Der neue Kinderfußball soll die Nachwuchsarbeit in Deutschland revolutionieren. Weg vom klassischen Sieben gegen Sieben, hin zu mehr Ballkontakten, mehr Erfolgserlebnissen und vor allem mehr Spaß. Der Name Funino setzt sich aus den Wörtern „Fun“ für Spaß und „Niño“ für Kind zusammen.

Nicht nur das Kind wächst, sondern auch die Teamgröße und das Spielfeld

Die Idee: Tore, Ball, Teamgröße und Spielfeld, alles wächst parallel zum Kind und fängt dementsprechend klein an. In der F-Jugend und bei den Bambini bedeutet das konkret: Die Kids spielen Drei gegen Drei auf vier Tore. Ohne Schiedsrichter, ohne feste Zuordnung, also ohne Torwart, aber auch ohne Positionszuordnung als Abwehr-, Mittelfeldspieler oder Stürmer.

Stattdessen spielen alle auf allen Positionen und nach jedem Tor oder spätestens alle zwei Minuten wird ausgewechselt. Tore dürfen nur aus einer „Schusszone“ erzielt werden, die es, vergleichbar mit dem Strafraum, vor jedem Tor gibt.

Feste Spielpositionen sind im Mini-Fußball nicht vorgesehen

Im Mini-Fußball lernen die Spieler sehr schnell, weil nur einige fast identische Spielsituationen immer wiederkehren. Es gibt keine festen Spielpositionen. Dadurch werden alle Spieler universal geschult. Alle Spieler sind Hauptdarsteller des Spiels und haben viele Ballkontakte.

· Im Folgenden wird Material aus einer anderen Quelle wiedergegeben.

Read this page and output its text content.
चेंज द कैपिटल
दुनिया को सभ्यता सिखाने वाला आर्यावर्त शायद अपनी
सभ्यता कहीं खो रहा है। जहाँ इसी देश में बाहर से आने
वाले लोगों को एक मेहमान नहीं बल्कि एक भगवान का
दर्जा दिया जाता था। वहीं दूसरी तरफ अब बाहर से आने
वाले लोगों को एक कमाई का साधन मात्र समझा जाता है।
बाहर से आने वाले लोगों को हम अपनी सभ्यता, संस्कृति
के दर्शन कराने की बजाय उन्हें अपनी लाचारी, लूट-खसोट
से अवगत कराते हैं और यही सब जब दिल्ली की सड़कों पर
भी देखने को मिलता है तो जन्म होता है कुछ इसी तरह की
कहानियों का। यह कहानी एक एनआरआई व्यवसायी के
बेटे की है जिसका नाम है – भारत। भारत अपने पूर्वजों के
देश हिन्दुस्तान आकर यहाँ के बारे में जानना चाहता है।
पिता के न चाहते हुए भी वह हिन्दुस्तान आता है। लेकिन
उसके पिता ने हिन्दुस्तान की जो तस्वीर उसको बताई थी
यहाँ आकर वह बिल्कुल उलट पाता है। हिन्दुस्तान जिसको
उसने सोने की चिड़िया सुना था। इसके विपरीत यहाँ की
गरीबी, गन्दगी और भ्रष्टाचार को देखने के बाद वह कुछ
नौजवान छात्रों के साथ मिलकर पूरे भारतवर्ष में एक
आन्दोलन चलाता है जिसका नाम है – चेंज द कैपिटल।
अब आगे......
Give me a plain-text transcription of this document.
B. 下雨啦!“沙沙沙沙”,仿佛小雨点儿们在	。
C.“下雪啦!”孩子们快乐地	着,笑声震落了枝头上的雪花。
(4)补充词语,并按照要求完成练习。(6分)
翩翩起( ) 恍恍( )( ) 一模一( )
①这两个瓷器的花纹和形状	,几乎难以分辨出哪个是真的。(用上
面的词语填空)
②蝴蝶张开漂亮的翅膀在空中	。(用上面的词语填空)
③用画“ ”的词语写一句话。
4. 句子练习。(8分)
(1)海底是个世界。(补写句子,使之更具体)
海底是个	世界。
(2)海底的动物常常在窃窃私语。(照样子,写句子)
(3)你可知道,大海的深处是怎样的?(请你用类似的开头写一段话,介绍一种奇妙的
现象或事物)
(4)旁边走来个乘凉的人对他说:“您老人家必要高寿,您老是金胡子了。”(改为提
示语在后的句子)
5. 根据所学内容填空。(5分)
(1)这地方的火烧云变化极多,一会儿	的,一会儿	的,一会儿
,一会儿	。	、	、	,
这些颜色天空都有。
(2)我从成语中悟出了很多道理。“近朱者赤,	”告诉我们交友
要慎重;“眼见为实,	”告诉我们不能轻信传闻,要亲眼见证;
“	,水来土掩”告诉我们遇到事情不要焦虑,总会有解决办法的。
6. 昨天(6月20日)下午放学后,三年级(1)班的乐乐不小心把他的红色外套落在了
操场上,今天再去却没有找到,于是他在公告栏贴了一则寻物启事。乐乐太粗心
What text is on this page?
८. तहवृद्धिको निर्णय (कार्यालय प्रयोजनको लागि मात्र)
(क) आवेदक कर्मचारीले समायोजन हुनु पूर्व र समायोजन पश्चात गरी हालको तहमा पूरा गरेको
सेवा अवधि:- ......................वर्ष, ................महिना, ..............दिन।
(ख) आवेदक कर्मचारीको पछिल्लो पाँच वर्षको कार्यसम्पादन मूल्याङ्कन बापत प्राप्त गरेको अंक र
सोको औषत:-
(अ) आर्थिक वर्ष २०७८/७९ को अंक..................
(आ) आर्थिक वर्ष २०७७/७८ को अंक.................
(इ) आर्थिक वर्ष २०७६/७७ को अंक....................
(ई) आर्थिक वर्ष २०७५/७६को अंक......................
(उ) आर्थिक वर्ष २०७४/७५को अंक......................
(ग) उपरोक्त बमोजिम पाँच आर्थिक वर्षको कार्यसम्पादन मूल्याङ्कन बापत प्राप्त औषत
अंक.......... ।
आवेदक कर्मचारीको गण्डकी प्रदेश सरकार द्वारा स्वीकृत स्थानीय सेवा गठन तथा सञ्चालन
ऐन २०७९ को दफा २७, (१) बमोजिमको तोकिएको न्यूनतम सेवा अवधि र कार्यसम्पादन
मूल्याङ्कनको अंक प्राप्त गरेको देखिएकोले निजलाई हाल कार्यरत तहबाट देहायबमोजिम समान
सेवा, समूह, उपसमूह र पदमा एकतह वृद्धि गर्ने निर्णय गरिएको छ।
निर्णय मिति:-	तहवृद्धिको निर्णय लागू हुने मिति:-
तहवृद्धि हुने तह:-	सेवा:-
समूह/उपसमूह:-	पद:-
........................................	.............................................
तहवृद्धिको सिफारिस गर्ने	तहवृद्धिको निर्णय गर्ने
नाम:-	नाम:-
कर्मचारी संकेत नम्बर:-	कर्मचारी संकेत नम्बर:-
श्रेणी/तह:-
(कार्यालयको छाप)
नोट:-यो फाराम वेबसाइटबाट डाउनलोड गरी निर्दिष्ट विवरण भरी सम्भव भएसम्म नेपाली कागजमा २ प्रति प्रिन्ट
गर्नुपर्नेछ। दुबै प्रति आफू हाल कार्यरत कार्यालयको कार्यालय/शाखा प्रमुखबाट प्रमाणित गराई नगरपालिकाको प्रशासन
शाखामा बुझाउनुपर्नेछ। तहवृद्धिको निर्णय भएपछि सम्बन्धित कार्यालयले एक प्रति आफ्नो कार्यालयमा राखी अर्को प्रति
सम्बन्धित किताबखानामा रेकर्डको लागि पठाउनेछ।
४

Auch im Spielbetrieb hat sich einiges geändert. Es gibt keine Tabellen mehr und der klassische Spieltag mit nur einem Match pro Team ist Vergangenheit. Stattdessen treffen sich mehrere Mannschaften zu kleinen Turnieren, alle spielen abwechselnd gegeneinander.

Als Funino eingeführt wurde, dachte ich nur: Mein Gott, was ist das für eine Kirmes
Christian Hammes, zukünftiger Trainer der SG Dahlem-Schmidtheim

Christian Hammes trainiert in der kommenden Saison die Senioren der SG Dahlem-Schmidtheim. Bis vor wenigen Wochen war der Sötenicher aber noch Co-Trainer bei den B-Junioren von Viktoria Köln. In Köln hatte Hammes mit „Funino“ kaum Berührungspunkte, weil Mannschaften, die ein Nachwuchsleistungszentrum betreiben, klassischen Fußball spielen – auch in den jüngsten Altersklassen.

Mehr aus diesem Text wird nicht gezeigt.